Though he was not seen, Steve was definitely heard as he began building a body of work for a generation that was growing up during the anime boom of the nineties. Ranging from kid-friendly anime such as Digimon, Zatch Bell! and Naruto to more adult roles inCowboy Bebop, Code Geass, Gurren Lagann and The Big O, Steve definitely was a part of the growing generation, but it wasn’t until Toonami that he felt that he had a hand in raising said generation. As T.O.M., the robotic host of Toonami, Steve felt personally invested in trying to impart words of encouragement and empowerment to viewers, especially since Toonami was watched by school-aged children and he felt as if he was helping “raise” them as his own. When Toonami ended in 2008, fans who had grown up with the series lamented the loss of the beloved character and had since been clamoring for the return of Toonami as well as T.O.M., due to feeling that the new generation of anime fans had missed out on something special. Even after Toonami had been off the air, Steve still kept busy by voicing many more characters in various games and anime.blum2

On April 1st, 2012, Cartoon Network had begun their annual April Fool's tradition of showing The Room, but something strange and wonderful had happened mere moments after the film began to roll. Viewers were treated to the familiar presence of not only the Absolution, but the return of their beloved T.O.M., who seemed edgier than his previous outing.
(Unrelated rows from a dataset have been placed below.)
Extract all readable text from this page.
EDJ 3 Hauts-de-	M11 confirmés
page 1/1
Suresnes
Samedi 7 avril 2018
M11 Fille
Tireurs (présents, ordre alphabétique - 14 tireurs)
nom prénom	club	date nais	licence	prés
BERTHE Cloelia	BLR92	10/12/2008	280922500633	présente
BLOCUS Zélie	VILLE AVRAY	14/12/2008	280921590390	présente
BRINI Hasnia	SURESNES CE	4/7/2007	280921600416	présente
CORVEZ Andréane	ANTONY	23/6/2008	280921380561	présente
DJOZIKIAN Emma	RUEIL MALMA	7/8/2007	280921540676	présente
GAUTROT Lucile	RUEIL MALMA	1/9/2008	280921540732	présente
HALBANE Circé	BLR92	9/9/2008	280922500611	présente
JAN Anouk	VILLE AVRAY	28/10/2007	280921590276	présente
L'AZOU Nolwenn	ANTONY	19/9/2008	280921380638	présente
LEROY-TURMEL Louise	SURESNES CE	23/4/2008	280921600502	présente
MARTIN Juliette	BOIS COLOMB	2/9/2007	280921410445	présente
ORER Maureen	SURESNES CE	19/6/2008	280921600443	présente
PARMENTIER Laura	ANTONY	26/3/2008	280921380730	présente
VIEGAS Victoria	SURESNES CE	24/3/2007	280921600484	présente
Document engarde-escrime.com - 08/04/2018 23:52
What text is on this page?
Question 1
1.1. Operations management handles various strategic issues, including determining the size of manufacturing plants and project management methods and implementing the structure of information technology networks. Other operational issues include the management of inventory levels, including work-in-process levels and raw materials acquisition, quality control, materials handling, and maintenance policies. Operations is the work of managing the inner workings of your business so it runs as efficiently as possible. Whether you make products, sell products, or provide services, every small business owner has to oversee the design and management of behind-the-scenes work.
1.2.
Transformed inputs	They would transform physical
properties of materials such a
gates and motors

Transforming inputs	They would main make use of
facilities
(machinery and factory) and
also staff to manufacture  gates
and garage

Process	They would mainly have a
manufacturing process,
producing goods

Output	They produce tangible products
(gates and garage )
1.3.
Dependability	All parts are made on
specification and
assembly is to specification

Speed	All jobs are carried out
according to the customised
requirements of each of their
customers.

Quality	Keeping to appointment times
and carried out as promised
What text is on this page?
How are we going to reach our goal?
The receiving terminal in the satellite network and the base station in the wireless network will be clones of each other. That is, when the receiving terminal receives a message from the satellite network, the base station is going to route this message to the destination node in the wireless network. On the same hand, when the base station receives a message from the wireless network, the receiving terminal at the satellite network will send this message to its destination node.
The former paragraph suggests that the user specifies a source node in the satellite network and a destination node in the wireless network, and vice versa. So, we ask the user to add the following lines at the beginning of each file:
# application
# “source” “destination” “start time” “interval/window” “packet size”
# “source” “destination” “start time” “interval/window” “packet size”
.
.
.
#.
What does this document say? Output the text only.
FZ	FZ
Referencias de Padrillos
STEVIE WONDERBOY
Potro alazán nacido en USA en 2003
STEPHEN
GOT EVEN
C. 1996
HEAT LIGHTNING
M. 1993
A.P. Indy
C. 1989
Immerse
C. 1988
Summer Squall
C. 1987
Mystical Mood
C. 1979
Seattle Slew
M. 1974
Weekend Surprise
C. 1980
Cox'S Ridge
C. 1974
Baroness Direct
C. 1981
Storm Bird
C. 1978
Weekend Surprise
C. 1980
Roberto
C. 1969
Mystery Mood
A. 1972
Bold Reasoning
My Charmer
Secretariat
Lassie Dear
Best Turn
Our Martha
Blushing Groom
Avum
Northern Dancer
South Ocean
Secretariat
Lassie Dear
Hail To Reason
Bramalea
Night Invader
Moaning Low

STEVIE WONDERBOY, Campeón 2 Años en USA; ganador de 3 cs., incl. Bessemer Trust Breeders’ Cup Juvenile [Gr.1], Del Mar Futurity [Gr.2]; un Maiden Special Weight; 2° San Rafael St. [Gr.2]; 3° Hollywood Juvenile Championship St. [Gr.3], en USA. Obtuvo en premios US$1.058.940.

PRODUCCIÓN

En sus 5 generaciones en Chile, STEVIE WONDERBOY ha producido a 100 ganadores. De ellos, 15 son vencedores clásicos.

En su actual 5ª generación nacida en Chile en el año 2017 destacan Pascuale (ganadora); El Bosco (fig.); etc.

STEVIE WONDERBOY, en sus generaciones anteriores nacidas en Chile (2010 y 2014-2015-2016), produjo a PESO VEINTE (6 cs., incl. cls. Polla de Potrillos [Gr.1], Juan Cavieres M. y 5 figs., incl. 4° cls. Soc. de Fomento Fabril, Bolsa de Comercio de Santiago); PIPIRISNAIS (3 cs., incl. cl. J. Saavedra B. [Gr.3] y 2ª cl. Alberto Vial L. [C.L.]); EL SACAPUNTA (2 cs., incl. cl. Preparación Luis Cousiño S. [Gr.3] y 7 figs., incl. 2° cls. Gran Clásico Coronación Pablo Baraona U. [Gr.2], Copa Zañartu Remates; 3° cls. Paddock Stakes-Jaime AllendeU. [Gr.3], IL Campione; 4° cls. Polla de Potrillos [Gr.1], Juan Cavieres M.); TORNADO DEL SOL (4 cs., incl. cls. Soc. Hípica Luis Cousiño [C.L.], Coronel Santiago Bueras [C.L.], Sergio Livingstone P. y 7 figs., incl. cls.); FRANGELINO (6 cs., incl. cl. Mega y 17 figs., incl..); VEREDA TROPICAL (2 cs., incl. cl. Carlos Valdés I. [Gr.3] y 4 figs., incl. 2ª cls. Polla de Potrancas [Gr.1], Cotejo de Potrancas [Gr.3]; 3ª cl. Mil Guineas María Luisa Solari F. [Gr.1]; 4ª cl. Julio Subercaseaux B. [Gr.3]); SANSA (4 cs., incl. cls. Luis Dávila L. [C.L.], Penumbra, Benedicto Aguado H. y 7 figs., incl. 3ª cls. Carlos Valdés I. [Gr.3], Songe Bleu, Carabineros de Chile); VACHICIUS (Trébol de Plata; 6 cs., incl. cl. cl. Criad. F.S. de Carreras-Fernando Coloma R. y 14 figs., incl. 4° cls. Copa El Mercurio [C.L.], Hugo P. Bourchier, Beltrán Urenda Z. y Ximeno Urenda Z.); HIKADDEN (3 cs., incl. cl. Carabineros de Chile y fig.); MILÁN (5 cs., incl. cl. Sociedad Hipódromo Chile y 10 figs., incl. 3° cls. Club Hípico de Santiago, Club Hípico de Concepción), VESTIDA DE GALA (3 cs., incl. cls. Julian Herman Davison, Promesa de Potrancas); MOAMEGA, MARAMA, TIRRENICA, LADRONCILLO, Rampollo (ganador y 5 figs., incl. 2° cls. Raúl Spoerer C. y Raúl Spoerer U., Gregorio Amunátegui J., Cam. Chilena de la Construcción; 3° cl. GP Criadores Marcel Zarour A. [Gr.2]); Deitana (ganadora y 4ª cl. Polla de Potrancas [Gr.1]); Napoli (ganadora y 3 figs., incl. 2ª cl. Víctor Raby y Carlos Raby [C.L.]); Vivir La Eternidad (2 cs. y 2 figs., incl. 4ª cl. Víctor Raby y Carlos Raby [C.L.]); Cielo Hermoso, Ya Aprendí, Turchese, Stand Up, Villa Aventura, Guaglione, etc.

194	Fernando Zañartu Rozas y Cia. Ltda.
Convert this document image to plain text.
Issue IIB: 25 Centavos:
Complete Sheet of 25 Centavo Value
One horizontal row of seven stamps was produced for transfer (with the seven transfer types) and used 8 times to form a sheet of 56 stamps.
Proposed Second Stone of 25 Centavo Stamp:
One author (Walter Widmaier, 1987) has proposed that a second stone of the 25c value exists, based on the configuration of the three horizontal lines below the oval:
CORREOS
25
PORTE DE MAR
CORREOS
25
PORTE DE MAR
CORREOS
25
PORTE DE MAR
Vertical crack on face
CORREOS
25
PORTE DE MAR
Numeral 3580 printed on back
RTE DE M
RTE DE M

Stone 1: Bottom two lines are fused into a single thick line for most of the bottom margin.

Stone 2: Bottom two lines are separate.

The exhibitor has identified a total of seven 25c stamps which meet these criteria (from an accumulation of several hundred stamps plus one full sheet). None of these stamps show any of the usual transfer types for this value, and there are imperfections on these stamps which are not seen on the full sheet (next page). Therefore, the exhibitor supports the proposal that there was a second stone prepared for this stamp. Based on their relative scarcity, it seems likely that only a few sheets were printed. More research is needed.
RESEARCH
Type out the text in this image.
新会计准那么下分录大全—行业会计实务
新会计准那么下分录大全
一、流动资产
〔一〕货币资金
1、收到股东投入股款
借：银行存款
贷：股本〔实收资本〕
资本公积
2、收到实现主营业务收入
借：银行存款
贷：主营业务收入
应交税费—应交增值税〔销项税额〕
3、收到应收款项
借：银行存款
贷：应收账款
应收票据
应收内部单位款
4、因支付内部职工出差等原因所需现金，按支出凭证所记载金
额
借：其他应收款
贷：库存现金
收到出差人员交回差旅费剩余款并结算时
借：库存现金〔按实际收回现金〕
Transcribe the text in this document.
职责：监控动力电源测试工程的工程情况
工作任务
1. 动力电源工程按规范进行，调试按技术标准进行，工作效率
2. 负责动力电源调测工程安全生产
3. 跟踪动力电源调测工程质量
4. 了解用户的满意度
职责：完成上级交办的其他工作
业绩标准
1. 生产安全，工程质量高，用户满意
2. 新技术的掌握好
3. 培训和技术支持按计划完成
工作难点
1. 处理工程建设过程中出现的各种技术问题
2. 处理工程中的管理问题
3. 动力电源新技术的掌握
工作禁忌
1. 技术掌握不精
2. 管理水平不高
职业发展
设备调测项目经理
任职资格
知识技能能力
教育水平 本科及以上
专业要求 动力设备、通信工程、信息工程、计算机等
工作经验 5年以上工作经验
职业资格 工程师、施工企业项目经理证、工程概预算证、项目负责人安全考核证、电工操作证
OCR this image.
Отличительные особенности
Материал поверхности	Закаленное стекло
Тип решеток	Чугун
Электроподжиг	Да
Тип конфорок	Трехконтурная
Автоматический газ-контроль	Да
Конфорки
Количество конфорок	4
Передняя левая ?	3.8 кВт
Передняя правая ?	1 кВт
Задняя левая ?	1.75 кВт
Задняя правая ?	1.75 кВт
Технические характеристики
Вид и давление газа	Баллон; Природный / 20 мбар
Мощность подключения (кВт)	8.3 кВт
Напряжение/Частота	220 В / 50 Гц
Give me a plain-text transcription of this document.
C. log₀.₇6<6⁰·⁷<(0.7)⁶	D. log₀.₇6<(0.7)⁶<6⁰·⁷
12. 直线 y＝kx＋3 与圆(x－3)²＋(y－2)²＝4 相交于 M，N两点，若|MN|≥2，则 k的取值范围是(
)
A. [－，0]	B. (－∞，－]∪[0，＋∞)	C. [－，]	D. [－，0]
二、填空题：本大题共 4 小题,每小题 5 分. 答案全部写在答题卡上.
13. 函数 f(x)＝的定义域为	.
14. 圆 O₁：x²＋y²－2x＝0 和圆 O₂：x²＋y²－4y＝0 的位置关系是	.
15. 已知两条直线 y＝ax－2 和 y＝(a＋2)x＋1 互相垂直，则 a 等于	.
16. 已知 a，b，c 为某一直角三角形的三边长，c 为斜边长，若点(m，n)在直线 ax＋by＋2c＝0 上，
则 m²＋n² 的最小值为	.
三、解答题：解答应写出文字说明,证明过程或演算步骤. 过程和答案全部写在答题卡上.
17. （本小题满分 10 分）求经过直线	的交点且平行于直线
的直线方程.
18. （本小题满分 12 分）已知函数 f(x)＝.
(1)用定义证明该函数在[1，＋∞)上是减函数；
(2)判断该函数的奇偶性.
At the same time, the Internet, the blogosphere and all sources of social media were buzzing with the triumphant return of Toonami. When all was said and done, longtime Toonami fans as well as those who became fans during that special presentation took up Steve's request to let Cartoon Network know that they demanded Toonami back. This became a successful endeavor as Cartoon Network recently announced Toonami’s return. Though the idea had been brewing in the heads at Cartoon Network higher ups, Steve was still unsure if Toonami would be as well-received now as it had been originally, but just as before, he's determined to make it the very best that he can. It is with this vision that Steve moves forward and feels he has more control over the project, and is vested in ensuring that the quality is just as good, if not better, than before. He and the team are "building from the ground up" this time around, and Steve's main wish for this incarnation of Toonami is that both new and old generations of anime fans feel at home with it and that good parenting will help foster even stronger bonds.

With as many roles that he has voiced over the years, one would think that Steve may feel like he has missed out on a coveted role to someone else. On the contrary, Steve has many friends within the industry and feels that if he's lost a role to someone else, chances are it's a good friend of his regardless and he supports them to his fullest. For example, Steve lost the role of Batman to longtime friend Troy Baker, but after hearing Baker's rendition of the iconic character, he knew that Baker was a better fit than himself. It is this thinking that pushes Steve to keep pursuing role after role and if he feels he's not a good fit, he'll often recommend someone he feels is better.

Regarding voice acting, Steve's only advice is to "just go." For him, as well as many others, voice acting is not something you can truly ever prepare for as it is acting in every sense of the word. Being able to think on one's feet and getting a bit 'schizophrenic' to handle whatever characters need to be voiced is a strength. Remaining grounded and having a great support net is also a big plus because for as many successes, there will be failures, though there is no sense in feeling sorry for oneself. Auditioning as much as possible and submitting demo reels is all part of the business, no matter if you are just starting out or are established in the industry. After all, if the man who's voiced 261 characters has to keep auditioning for roles every day, then everyone else has an equal shot of getting the job as well.